Perbedaan Makna "Merdeka" menurut Dewantara dan Merdeka Belajar
Makna Kebebasan
- Ki Hajar Dewantara: Dalam konteks Dewantara, kebebasan berarti perkembangan anak sesuai jati diri dan karakter, dengan bimbingan seorang pamong yang memahami perkembangan psikologis siswa. Guru berperan sebagai "orang tua" dalam lingkungan belajar, mengarahkan tanpa mengatur secara berlebihan, sehingga siswa tumbuh alami dan utuh.
- Merdeka Belajar: Di sisi lain, Merdeka Belajar menekankan fleksibilitas metode pembelajaran dan pengembangan kurikulum. Siswa dan guru diberikan keleluasaan dalam menentukan cara belajar, tetapi kritiknya adalah bahwa kebebasan ini terlalu teknis dan kadang mengabaikan kebutuhan emosional serta konteks budaya siswa.
Peran Guru
- Ki Hajar Dewantara: Dewantara memandang guru sebagai "pamong" yang tidak hanya mengayomi tetapi juga menjadi teladan moral. Dalam filsafat Dewantara, guru bukan sekadar fasilitator, tetapi sosok yang membimbing anak menemukan arah hidupnya.
- Merdeka Belajar: Dalam konsep Merdeka Belajar, guru lebih berperan sebagai fasilitator daripada pembimbing moral atau pamong.
Abdul Mu'ti mengkritik bahwa peran guru telah terlalu "dilepaskan" dari kewajiban membentuk karakter dan jiwa siswa, berfokus pada pencapaian kompetensi akademis.
Menurut Lev Vygotsky, teori Zone of Proximal Development (ZPD) menekankan pentingnya bimbingan dalam tahap awal proses pembelajaran untuk mencapai kemandirian sejati.
Kritik Mu'ti terhadap Merdeka Belajar mencerminkan pandangan Vygotsky bahwa anak-anak memerlukan bantuan dari orang dewasa atau teman sebaya, yang seharusnya berperan sebagai pembimbing moral, bukan hanya fasilitator teknis.
Apakah Merdeka Belajar Melenceng dari Nilai Asli Dewantara?
Menurut Abdul Mu'ti, Merdeka Belajar berpotensi mengembangkan kemandirian siswa, tetapi pendekatan saat ini lebih menitikberatkan pada kebebasan teknis yang terbatas dan mengabaikan aspek kebebasan jiwa serta kebudayaan yang dicita-citakan Dewantara.

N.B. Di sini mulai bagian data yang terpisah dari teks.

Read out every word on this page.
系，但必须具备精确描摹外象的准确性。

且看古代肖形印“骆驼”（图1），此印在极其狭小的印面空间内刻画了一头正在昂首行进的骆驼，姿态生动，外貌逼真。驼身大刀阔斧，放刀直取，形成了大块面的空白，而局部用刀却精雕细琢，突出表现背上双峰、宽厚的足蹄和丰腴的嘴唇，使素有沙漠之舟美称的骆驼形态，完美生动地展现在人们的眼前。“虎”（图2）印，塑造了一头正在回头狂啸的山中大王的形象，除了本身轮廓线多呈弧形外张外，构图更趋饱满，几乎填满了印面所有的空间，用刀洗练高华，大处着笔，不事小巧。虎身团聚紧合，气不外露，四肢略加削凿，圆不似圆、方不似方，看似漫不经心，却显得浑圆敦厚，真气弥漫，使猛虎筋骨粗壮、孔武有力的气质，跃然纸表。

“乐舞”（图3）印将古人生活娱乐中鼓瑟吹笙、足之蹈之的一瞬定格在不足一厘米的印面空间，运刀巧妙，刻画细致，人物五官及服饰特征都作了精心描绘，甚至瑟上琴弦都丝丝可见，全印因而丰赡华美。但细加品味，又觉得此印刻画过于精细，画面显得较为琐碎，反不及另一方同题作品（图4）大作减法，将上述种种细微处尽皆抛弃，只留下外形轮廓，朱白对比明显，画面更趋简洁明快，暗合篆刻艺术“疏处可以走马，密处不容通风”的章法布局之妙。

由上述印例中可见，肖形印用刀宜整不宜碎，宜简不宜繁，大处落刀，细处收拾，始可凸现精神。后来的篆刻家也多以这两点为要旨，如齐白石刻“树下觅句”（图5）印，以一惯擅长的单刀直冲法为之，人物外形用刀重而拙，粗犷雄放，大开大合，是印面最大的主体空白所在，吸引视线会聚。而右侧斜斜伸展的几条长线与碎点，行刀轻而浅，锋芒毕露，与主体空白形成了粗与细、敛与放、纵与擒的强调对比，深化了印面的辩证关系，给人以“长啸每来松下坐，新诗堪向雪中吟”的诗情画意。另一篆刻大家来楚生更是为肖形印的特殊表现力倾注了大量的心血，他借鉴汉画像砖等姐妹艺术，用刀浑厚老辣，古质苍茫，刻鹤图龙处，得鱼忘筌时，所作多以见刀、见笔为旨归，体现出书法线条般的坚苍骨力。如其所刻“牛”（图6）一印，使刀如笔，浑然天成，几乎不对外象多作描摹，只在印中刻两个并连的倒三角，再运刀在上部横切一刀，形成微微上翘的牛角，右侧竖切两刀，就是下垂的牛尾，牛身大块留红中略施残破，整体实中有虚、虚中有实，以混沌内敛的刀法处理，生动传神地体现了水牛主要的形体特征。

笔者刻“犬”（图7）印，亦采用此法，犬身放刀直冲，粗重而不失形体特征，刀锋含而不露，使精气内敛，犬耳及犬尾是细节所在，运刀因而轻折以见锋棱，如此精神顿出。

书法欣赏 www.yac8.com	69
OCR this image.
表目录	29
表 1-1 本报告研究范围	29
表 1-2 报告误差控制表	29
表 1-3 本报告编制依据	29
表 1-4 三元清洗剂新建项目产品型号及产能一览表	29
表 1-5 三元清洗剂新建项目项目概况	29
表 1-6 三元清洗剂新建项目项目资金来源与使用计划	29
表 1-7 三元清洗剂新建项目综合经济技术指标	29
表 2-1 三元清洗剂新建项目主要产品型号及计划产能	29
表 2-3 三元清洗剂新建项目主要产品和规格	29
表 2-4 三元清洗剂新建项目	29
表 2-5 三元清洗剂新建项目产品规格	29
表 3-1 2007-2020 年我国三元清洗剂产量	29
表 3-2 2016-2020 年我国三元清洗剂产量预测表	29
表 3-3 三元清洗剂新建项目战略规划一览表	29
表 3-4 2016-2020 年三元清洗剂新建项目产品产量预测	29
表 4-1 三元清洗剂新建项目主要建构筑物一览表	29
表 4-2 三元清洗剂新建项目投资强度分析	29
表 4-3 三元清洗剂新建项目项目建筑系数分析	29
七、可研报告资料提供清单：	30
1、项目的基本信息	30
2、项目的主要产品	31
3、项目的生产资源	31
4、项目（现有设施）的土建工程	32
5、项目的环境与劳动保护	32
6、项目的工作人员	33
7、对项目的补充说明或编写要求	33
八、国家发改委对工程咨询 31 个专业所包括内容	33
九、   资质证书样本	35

Dalam penelitian UNESCO di Asia Tenggara tahun 2021, model pendidikan yang berfokus pada pembentukan karakter menunjukkan hasil yang lebih positif dalam pengembangan moral siswa, tetapi di Indonesia, model pendidikan seperti ini belum sepenuhnya terintegrasi dalam Merdeka Belajar yang cenderung lebih mementingkan aspek teknis.
Mu'ti menekankan bahwa Merdeka Belajar perlu mempertimbangkan nilai asli dari "merdeka" sebagai pembebasan jiwa, bukan sekadar pembebasan teknis.
Selain itu, ia menyarankan pentingnya pembinaan karakter, sehingga pendidikan bukan sekadar alat pencapaian akademis, tetapi juga sebagai ruang untuk menumbuhkan budi pekerti.
Kesimpulan
Merdeka Belajar, dalam bentuknya saat ini, masih memerlukan perombakan total agar sejalan dengan visi Ki Hajar Dewantara. Seperti yang ditegaskan oleh Abdul Mu'ti, pendidikan seharusnya lebih dari sekadar penyampaian materi dan pencapaian kompetensi; pendidikan harus menjadi perjalanan membangun karakter dan kesadaran sosial.
Implementasi Merdeka Belajar yang "benar-benar benar" diharapkan bisa lebih merangkul nilai-nilai pendidikan yang autentik sesuai pandangan Dewantara: membebaskan jiwa, membangun karakter, dan menumbuhkan kesadaran sosial budaya yang kuat.